Sea Captains’ Homes are Cape Landmarks
While Cape Cod is filled with charming homes, shops and beaches, its history cannot be overlooked. Some of the Cape’s most notable landmarks date back centuries, including its many sea captains’ homes. A great place to get a better look at some of the homes is by taking a drive down Route 6A. From stately Colonials to modest Capes, you’re sure to find some lovingly restored homes, some of which date back to the 1600s.
The Captains’ Mile is where you’ll find more than 50 homes once owned by sea captains. They’re all identified by a distinctive gold and black Schooner Plaque outside. While mostly privately owned today, we know they were once owned by sea captains because they’ve been awarded the special plaque by the Historical Society of Old Yarmouth.
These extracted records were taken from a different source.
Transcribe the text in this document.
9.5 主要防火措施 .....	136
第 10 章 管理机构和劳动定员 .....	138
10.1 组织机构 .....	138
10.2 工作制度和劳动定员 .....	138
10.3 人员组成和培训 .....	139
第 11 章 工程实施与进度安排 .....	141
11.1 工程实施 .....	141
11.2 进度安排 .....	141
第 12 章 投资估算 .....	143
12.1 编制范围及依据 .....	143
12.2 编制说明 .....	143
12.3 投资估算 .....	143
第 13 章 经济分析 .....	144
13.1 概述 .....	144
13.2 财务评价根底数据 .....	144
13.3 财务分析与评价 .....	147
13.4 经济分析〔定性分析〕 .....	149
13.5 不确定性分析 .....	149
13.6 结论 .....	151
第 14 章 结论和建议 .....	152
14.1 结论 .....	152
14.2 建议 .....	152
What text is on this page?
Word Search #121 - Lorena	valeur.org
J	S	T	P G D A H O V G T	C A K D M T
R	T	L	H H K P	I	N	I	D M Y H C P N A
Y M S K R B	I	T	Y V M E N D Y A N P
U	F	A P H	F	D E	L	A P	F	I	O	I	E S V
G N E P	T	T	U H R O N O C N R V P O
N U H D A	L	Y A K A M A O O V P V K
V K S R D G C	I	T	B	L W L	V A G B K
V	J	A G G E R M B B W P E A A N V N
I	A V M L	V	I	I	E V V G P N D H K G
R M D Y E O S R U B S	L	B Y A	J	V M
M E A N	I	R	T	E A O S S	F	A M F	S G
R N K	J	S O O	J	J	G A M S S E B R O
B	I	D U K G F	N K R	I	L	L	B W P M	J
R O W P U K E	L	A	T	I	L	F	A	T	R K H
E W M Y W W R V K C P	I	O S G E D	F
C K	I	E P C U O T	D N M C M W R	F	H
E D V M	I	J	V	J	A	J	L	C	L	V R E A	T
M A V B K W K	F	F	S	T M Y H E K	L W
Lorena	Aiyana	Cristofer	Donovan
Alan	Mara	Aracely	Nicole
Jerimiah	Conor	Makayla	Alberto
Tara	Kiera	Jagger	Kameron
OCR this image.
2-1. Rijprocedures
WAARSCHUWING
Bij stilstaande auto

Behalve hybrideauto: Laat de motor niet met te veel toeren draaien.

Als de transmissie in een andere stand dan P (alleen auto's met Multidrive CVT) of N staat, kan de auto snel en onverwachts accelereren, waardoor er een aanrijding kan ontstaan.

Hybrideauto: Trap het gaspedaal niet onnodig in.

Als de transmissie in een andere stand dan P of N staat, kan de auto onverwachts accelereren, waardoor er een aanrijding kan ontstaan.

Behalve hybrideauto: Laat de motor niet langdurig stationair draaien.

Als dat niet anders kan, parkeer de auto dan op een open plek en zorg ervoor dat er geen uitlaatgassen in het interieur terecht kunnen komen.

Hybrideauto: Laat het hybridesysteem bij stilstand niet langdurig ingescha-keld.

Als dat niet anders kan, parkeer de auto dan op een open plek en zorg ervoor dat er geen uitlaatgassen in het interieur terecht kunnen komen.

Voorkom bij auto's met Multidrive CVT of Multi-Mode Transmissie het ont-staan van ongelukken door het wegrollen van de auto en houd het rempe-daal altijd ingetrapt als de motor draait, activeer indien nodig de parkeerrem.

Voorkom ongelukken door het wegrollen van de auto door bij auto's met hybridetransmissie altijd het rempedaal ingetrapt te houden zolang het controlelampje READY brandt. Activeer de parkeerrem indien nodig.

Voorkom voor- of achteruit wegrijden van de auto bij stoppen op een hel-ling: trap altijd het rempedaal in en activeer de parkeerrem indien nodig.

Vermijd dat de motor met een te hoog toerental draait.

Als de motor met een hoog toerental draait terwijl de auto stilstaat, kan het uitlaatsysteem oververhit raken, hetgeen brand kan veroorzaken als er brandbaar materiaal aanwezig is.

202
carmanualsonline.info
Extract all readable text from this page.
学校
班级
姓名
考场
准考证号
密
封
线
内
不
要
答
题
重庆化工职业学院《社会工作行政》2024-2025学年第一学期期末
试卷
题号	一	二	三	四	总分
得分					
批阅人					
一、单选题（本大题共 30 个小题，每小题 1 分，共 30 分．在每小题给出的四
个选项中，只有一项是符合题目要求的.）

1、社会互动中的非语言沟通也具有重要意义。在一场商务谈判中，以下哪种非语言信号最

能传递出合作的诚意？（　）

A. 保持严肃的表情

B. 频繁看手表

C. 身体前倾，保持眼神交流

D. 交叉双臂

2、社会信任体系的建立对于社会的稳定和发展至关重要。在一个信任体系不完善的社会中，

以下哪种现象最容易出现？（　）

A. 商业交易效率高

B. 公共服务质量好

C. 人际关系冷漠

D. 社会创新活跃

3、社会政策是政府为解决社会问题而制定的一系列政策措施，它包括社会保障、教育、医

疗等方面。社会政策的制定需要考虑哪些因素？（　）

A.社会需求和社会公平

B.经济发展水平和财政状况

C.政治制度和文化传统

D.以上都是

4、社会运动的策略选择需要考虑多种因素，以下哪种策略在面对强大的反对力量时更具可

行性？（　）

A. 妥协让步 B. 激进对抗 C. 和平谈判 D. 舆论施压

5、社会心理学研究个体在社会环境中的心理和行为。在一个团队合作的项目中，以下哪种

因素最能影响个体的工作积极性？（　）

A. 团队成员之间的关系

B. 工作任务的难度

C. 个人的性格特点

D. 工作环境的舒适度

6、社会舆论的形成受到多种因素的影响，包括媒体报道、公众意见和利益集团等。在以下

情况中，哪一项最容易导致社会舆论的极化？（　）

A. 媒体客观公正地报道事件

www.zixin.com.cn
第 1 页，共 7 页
It’s said that during the 18th and 19th centuries, hundreds of sea captains lived in the area.
Some of the homes no longer exist, but there are maps of the existing homes you can use to take a self-guided walking tour. While you can’t actually tour the homes, you can tour the Captain Bangs Hallet House Museum in Yarmouth Port.
It is the only sea captain’s home on Cape Cod today that’s furnished and open to the public. Inside, the home showcases 19th century décor and furnishings, including some examples of what Captain Hallet brought back from his voyages.
Captains’ Row in West Harwich stretches along Main Street, between Dennis and the Herring River. The area is home to around two-dozen properties that have qualified for the National Register of Historic Places.
A few years ago, local leaders began working on a way to better preserve its history. Homes on this part of Cape Cod were constructed between the 1700s and the mid 1900s, although most of the old sea captains’ homes were built in the mid to late 1800s.